S'informer
Communiqué 
international
Uruguay

Amnistie internationale Uruguay fait part de sa préoccupation face aux événements survenus à Haïti impliquant des soldats uruguayens détachés auprès de la MINUSTAH

La Mission des Nations unies pour la stabilisation en Haïti (MINUSTAH) a été déployée dans ce pays par le Conseil de sécurité des Nations unies ; elle a entre autres été mandatée pour protéger les civils se trouvant en danger imminent de violence physique, soutenir les institutions et organisations haïtiennes dans le cadre de leurs efforts visant à promouvoir et protéger les droits humains, et suivre de près la situation de ces droits dans le pays. La commission d’actes tels que ceux qui sont imputés à des membres du contingent uruguayen de la MINUSTAH porte atteinte de manière choquante à la dignité humaine, et est contraire aux obligations de l’Uruguay en matière de droits humains ainsi qu’aux engagements pris par cet État lorsqu'il a mis des troupes à la disposition des Nations unies.

Après le tremblement de terre qui a ravagé Haïti le 12 janvier 2010, la situation de précarité des droits de la population haïtienne s’est accrue, ce que le Conseil de sécurité a pris en compte lorsqu’il a adapté le mandat de la MINUSTAH aux nouvelles circonstances par le biais de la résolution 1908 (2010). C’est dans les situations de crise et d’urgence que les droits humains sont le plus menacés. C’est également dans ces circonstances que tous les intervenants, y compris les casques bleus, doivent redoubler d’efforts pour prévenir les violations des droits fondamentaux et pour veiller au respect et à la réalisation de ceux-ci, conformément aux normes internationales en la matière.

Les acteurs de l'aide humanitaire doivent par ailleurs intégrer à leurs programmes un travail de prévention de toutes les formes de violence liées au genre, en particulier la violence sexuelle, ainsi que des mesures de réaction à celles-ci.
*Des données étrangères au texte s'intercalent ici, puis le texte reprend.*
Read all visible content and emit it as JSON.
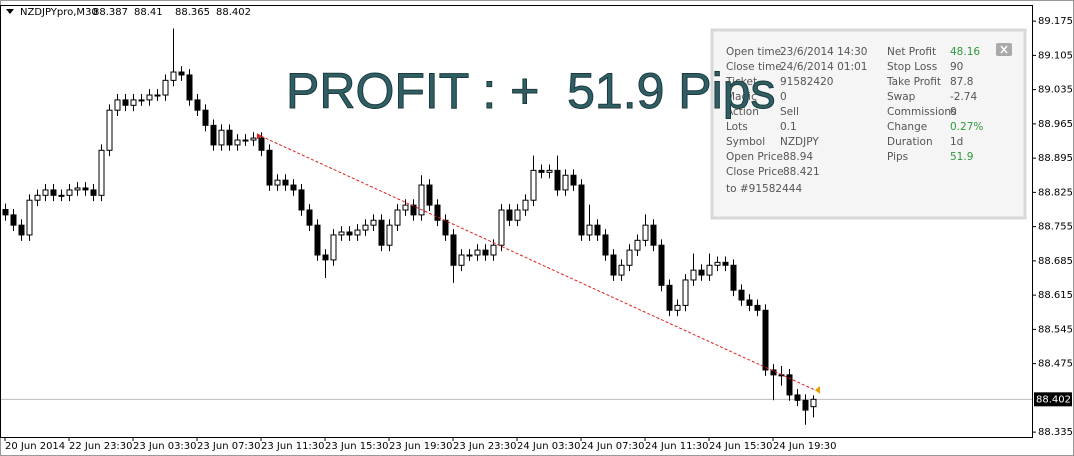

En particulier, les effectifs qui servent dans le cadre des opérations des Nations unies doivent éviter sous quelque circonstance que ce soit de se rendre coupables d’actes - exploitation, abus sexuels ou activités sexuelles – impliquant des personnes mineures, d’échanger des sommes d’argent, un emploi, des biens ou des services contre des rapports sexuels, ou de se livrer à des activités sexuelles qui compromettent leur impartialité ou le bien-être d'autrui. Il est en général interdit aux effectifs militaires participant à ces opérations de perpétrer des actes causant des dommages physiques, sexuels ou psychologiques aux membres de la population locale, en particulier aux femmes et aux enfants.
Amnistie internationale Uruguay exhorte les autorités uruguayennes à favoriser et diligenter les enquêtes indépendantes, impartiales et approfondies qui sont requises afin que toute la lumière soit faite sur les événements dénoncés récemment.

Si les allégations de violences sexuelles formulées par un civil haïtien sont confirmées, le gouvernement doit faire en sorte que les auteurs présumés soient traduits en justice devant une instance judiciaire civile afin que leurs responsabilités dans ces actes soient établies. Le gouvernement devra ensuite révéler les résultats des enquêtes et procédures à la victime présumée, et plus généralement à la population et au gouvernement haïtiens, ainsi qu’aux Nations unies. Dans le cas où la ou les violation(s) serai(en)t avérée(s) et les responsabilités établies, l’État uruguayen doit faire en sorte que la victime de ces abus reçoive pleinement réparation, à hauteur du préjudice subi.